With the resolution set comes the most difficult part: putting it into action.
As Joy Finney at WCHC notes, the action-plan can be much easier if the goals are more realistic.
“[It’s] important, when you’re going to set a goal or a resolution, that it be something that you really want to do, that it’s not based on guilt because you’ve overeaten during the Christmas period or whatever,” says Finney, noting the health centre offers a number of courses to help local residents stay on track with their resolutions.

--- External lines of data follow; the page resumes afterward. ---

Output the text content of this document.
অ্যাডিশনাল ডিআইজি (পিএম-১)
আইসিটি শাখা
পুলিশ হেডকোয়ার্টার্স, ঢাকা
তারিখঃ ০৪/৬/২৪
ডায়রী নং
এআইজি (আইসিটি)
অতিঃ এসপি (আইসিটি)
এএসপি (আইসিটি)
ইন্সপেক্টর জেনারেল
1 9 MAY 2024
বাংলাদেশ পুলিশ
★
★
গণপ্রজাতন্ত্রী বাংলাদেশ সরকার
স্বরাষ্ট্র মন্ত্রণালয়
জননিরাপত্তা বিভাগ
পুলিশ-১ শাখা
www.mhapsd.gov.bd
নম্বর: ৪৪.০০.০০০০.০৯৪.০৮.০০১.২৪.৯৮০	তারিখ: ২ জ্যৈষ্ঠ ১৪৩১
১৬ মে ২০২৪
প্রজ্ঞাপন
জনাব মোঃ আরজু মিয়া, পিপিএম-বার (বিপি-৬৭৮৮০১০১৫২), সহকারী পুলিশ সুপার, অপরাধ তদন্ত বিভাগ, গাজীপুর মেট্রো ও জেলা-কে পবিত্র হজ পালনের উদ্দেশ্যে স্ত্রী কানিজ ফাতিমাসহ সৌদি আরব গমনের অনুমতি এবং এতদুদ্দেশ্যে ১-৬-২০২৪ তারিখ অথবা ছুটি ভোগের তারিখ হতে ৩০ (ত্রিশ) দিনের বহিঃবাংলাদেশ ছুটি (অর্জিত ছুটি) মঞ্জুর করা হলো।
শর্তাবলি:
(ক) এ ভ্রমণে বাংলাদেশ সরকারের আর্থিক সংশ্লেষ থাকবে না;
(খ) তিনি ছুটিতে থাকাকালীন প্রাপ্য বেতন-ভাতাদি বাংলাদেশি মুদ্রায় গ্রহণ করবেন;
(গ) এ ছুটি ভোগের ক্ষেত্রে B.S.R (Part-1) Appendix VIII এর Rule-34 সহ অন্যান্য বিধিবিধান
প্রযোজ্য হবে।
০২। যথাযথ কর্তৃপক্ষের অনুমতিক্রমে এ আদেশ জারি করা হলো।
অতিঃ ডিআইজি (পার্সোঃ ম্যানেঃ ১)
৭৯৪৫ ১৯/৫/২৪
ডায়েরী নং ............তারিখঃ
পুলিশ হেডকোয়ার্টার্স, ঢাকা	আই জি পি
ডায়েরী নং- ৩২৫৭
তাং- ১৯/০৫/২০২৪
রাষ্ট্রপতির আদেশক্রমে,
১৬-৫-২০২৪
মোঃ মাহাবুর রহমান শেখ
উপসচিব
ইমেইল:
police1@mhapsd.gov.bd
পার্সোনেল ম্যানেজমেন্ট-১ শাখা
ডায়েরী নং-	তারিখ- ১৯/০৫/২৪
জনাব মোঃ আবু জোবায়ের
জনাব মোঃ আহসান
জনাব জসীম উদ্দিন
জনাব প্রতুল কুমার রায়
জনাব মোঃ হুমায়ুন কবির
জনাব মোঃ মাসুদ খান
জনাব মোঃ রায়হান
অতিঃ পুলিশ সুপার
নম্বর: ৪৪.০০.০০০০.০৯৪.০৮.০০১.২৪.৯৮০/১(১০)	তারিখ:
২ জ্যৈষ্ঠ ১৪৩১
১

It’s important to select reasonable goals that are behaviour-specific. For example, wanting to lose weight is not based on behaviour, but not eating after dinner is. When shooting for a goal, then, it’s crucial to be specific: one must ask what, how, how much?
“You really rethink that goal – be careful not to set yourself up for failure,” says Finney, adding that confidence in one’s ability to go through with the resolution is also key.
Simply repeating last year’s failed resolution and tackling it in the same way isn’t a good idea.
Citing a book by Gary Blair, Goal Setting 101, Finney highlights four characteristics of people who stick to their resolutions: they believe in their own ability to change; they don’t indulge in self-blame or excuse making; they avoid wishful thinking and concentrate on results; and they understand their motivators and the reasons why the resolution is important.
As the Christmas season winds to a close, and the new year is on the horizon, resolutions are a positive way of taking on the coming year. Personal betterment is never a bad thing, but there are ways of maximizing efforts and making attempts more successful.
“All of those types of things that we know from work that we’ve done here at the public health agency [show] that income, type of work, and education all have powerful effect on health, so these are all things people can do in the interest of health – it’s all about setting realistic goals,” says Lysyshyn.